Best SaaS email platform for billing-aware lifecycle automation
Sequenzy fits SaaS teams that need more than a sending API. If trial expiry, payment failure, upgrade, onboarding, and retention messages should be triggered from customer state, Sequenzy is more relevant than choosing between two generic delivery pipes.
Migration checklist
- Decide whether the destination should optimize for raw AWS cost, simple managed sending, or SaaS lifecycle automation.
- Export verified domains, sender identities, SMTP/API keys, templates, SNS/webhook routes, suppression data, bounce rules, complaint handling, and delivery reports.
- If moving to Amazon SES, design the missing operational layer: template rendering, bounce processing, complaint suppression, sending quotas, dashboards, and monitoring.
- If moving to EmailIt, identify which SES configuration sets, SNS events, reputation dashboards, dedicated IPs, and AWS automation need replacement elsewhere.
- Rebuild critical transactional templates first: verification, password reset, invite, receipt, invoice, billing, alert, and notification emails.
- Reconnect API/SMTP calls, AWS or app webhooks, bounce handling, complaint handling, alerts, analytics, and suppression syncing.
- Authenticate SPF, DKIM, and DMARC, then test a small production cohort before moving all traffic.
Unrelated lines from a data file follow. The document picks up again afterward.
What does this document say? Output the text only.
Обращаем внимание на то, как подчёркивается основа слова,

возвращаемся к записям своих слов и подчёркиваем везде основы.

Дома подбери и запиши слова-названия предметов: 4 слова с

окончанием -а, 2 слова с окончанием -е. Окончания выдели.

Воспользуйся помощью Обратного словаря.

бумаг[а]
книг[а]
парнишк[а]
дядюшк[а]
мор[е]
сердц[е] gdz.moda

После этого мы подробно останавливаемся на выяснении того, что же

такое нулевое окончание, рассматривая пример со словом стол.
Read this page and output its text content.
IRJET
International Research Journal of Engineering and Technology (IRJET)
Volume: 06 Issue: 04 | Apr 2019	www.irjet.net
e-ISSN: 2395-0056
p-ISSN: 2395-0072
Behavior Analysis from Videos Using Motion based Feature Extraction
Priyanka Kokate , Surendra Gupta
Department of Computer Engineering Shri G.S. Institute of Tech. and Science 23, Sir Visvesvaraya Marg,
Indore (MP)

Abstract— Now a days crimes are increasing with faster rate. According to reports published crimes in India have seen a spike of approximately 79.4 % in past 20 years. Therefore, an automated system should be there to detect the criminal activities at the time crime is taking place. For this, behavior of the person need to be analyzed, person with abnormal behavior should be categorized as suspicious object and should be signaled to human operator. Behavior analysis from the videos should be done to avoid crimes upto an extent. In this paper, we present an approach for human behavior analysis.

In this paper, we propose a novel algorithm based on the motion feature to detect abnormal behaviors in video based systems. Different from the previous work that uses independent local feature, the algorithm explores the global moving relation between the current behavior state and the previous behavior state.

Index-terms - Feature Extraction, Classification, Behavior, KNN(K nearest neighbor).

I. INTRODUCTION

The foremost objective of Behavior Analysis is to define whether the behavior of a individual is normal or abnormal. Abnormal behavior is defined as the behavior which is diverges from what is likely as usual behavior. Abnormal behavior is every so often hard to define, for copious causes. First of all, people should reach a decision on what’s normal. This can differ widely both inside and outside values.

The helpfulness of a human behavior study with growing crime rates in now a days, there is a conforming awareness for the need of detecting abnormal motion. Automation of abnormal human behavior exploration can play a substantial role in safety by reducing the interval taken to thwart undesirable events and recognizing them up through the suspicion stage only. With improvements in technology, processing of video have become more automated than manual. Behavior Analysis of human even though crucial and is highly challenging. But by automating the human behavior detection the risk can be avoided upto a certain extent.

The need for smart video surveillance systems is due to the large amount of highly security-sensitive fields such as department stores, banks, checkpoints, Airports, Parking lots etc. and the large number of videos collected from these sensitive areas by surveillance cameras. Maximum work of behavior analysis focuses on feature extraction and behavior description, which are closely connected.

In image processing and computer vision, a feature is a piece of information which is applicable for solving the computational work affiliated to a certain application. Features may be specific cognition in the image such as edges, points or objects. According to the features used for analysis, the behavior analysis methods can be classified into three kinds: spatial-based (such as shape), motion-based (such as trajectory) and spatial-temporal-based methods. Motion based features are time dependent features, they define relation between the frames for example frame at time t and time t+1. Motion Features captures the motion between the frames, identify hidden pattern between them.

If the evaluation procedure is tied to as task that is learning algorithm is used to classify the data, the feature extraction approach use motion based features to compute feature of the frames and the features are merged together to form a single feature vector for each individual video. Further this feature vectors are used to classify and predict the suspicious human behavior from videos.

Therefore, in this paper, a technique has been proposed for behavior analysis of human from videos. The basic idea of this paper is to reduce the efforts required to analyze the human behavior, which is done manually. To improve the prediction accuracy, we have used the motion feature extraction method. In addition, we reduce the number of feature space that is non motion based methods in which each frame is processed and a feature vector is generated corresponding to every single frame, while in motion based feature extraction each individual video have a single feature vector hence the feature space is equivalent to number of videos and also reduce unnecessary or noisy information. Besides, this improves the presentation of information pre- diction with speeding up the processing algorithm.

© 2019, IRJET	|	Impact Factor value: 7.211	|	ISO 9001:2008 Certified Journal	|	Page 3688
- Preserve historical delivery, bounce, complaint, latency, quota, reputation, cost, and support reports so the team can compare raw infrastructure savings against implementation overhead.
Decision checklist
- Is the team already comfortable with AWS, IAM, SES sandbox approval, SNS, and CloudWatch?
- Does the monthly send volume justify Amazon SES setup complexity for the lower per-email cost?
- Are delivery analytics and reputation monitoring required now, or only later at higher scale?
- Would a simpler SMTP/API provider reduce implementation time enough to justify EmailIt?
- Would SaaS billing events, lifecycle campaigns, and transactional email in one workspace justify Sequenzy instead?